In the Conversions report, click on Multi-Channel Funnels and start by going to Top Conversion Paths. Change the default view from MCF Channel Grouping Path to Source Path. With this report, you can see where TripAdvisor factors in the buying cycle. Is it the first step of the customer’s research, the last step, or somewhere in between?
Here’s an example from another company:
Source path definitions:
- Google: your customer searched something on Google
- Direct: your customer typed your site’s URL in directly or used a bookmark to get to your site without the help of a search engine
- Tripadvisor.com: your customer visited TripAdvisor’s site
- … x 2: your customer visited this source twice (x 3 means they visited three times, etc.)
On the right of this chart, you’ll notice the number of conversions that have resulted from the given path alongside the cumulative value of these transactions. You’ll look to these columns to calculate your ROI.=
The results are in
If you’ve invested a lot of time in growing your TripAdvisor profile, you’ll hope to see paths that include TripAdvisor contributing to conversions or value.
Customers that did find Escape Room NF on TripAdvisor eagerly share that information with Thomas and her staff.
“When the staff mention TripAdvisor reviews, we’ll get a lot of qualitative reinforcements from people saying they saw us on TripAdvisor themselves,” she says.
Thomas has also taken a deep-dive into her business analytics to see the impact of TripAdvisor on the customer’s online buying cycle.
“While locals depend a lot more on word of mouth and Facebook to learn more about us, everybody stops at TripAdvisor at some point,” she explains. “It’s an assist in the booking.”
Tourists, on the other hand, almost exclusively use TripAdvisor. That’s good news for Escape Room NF at this time of year. In the summer, her out-of-town customer volume swells to 70% of her business.

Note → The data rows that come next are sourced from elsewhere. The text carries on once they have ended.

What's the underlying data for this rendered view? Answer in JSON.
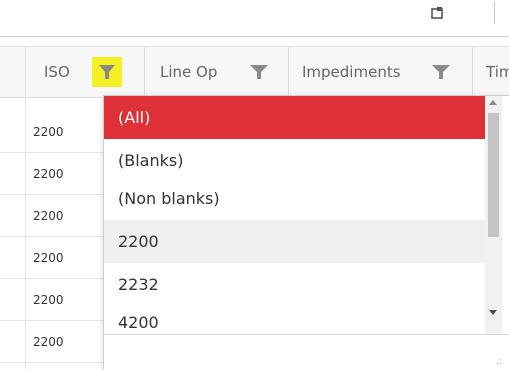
{
  "toolbar": {
    "export_icon": "export-icon"
  },
  "grid": {
    "columns": [
      {
        "label": "ISO",
        "filter_active": true
      },
      {
        "label": "Line Op",
        "filter_active": false
      },
      {
        "label": "Impediments",
        "filter_active": false
      },
      {
        "label": "Tim",
        "filter_active": false
      }
    ],
    "rows": [
      "2200",
      "2200",
      "2200",
      "2200",
      "2200",
      "2200"
    ]
  },
  "filter_dropdown": {
    "items": [
      "(All)",
      "(Blanks)",
      "(Non blanks)",
      "2200",
      "2232",
      "4200"
    ],
    "selected_index": 0,
    "hover_index": 3
  },
  "colors": {
    "selected": "#e03037",
    "filter_active": "#f5f024"
  }
}
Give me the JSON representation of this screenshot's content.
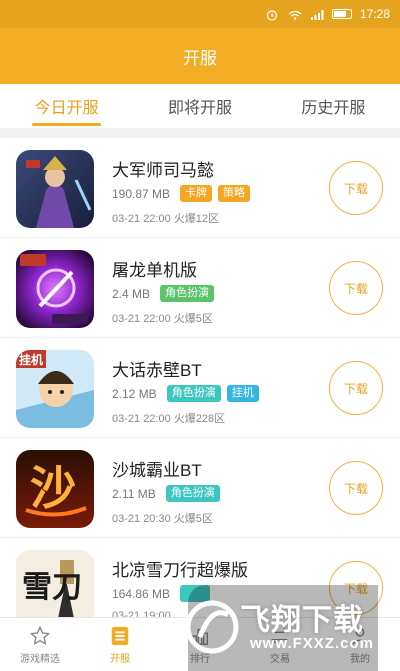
{
  "status_bar": {
    "time": "17:28"
  },
  "header": {
    "title": "开服"
  },
  "tabs": [
    {
      "label": "今日开服",
      "active": true
    },
    {
      "label": "即将开服",
      "active": false
    },
    {
      "label": "历史开服",
      "active": false
    }
  ],
  "games": [
    {
      "name": "大军师司马懿",
      "size": "190.87 MB",
      "tags": [
        {
          "label": "卡牌",
          "color": "orange"
        },
        {
          "label": "策略",
          "color": "orange"
        }
      ],
      "time": "03-21 22:00 火爆12区",
      "button": "下载",
      "icon_badge": ""
    },
    {
      "name": "屠龙单机版",
      "size": "2.4 MB",
      "tags": [
        {
          "label": "角色扮演",
          "color": "green"
        }
      ],
      "time": "03-21 22:00 火爆5区",
      "button": "下载",
      "icon_badge": ""
    },
    {
      "name": "大话赤壁BT",
      "size": "2.12 MB",
      "tags": [
        {
          "label": "角色扮演",
          "color": "teal"
        },
        {
          "label": "挂机",
          "color": "blue"
        }
      ],
      "time": "03-21 22:00 火爆228区",
      "button": "下载",
      "icon_badge": "挂机"
    },
    {
      "name": "沙城霸业BT",
      "size": "2.11 MB",
      "tags": [
        {
          "label": "角色扮演",
          "color": "teal"
        }
      ],
      "time": "03-21 20:30 火爆5区",
      "button": "下载",
      "icon_badge": "沙"
    },
    {
      "name": "北凉雪刀行超爆版",
      "size": "164.86 MB",
      "tags": [],
      "time": "03-21 19:00",
      "button": "下载",
      "icon_badge": "雪刀"
    }
  ],
  "bottom_nav": [
    {
      "label": "游戏精选",
      "icon": "star-icon",
      "active": false
    },
    {
      "label": "开服",
      "icon": "list-icon",
      "active": true
    },
    {
      "label": "排行",
      "icon": "rank-icon",
      "active": false
    },
    {
      "label": "交易",
      "icon": "trade-icon",
      "active": false
    },
    {
      "label": "我的",
      "icon": "user-icon",
      "active": false
    }
  ],
  "watermark": {
    "text": "飞翔下载",
    "url": "www.FXXZ.com"
  },
  "colors": {
    "header": "#f2ad24",
    "status_bar": "#e5a41f",
    "accent": "#e9a21e"
  }
}
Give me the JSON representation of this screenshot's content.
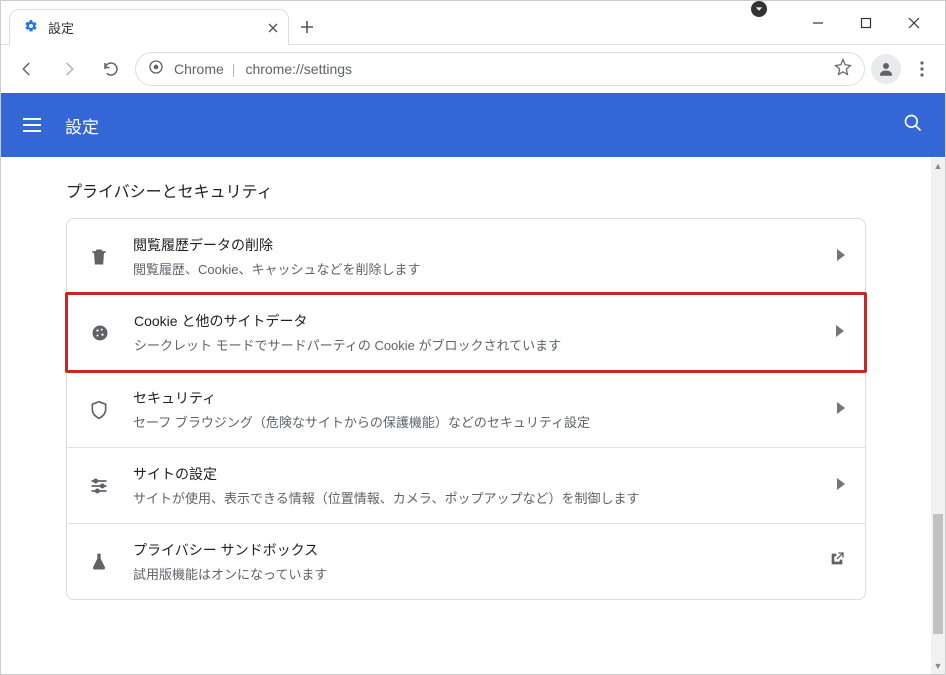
{
  "window": {
    "tab_title": "設定",
    "url_scheme_label": "Chrome",
    "url": "chrome://settings"
  },
  "header": {
    "title": "設定"
  },
  "section": {
    "title": "プライバシーとセキュリティ"
  },
  "rows": [
    {
      "title": "閲覧履歴データの削除",
      "desc": "閲覧履歴、Cookie、キャッシュなどを削除します"
    },
    {
      "title": "Cookie と他のサイトデータ",
      "desc": "シークレット モードでサードパーティの Cookie がブロックされています"
    },
    {
      "title": "セキュリティ",
      "desc": "セーフ ブラウジング（危険なサイトからの保護機能）などのセキュリティ設定"
    },
    {
      "title": "サイトの設定",
      "desc": "サイトが使用、表示できる情報（位置情報、カメラ、ポップアップなど）を制御します"
    },
    {
      "title": "プライバシー サンドボックス",
      "desc": "試用版機能はオンになっています"
    }
  ]
}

Thus, TripAdvisor not only represents an important source in her customers’ buying cycle, but it also reaches the vast majority of her customers right now.
With those numbers, Thomas can sleep easy knowing she’s focusing her marketing almost exclusively on TripAdvisor.
Conclusion: Your Free Marketing Strategy in 3 Steps
Every year, your customers trust online reviews even more. Now that summer is in full swing, your tour business is the busiest it’s ever been. That means it’s the perfect time of year to put Thomas’s marketing strategy into practice. Channel your summer volume to capitalize on a free marketing opportunity: online reviews.
With an all-star activity, a little request, and some before-and-after measurements, you can transform reviews from an afterthought to a pillar of your marketing strategy.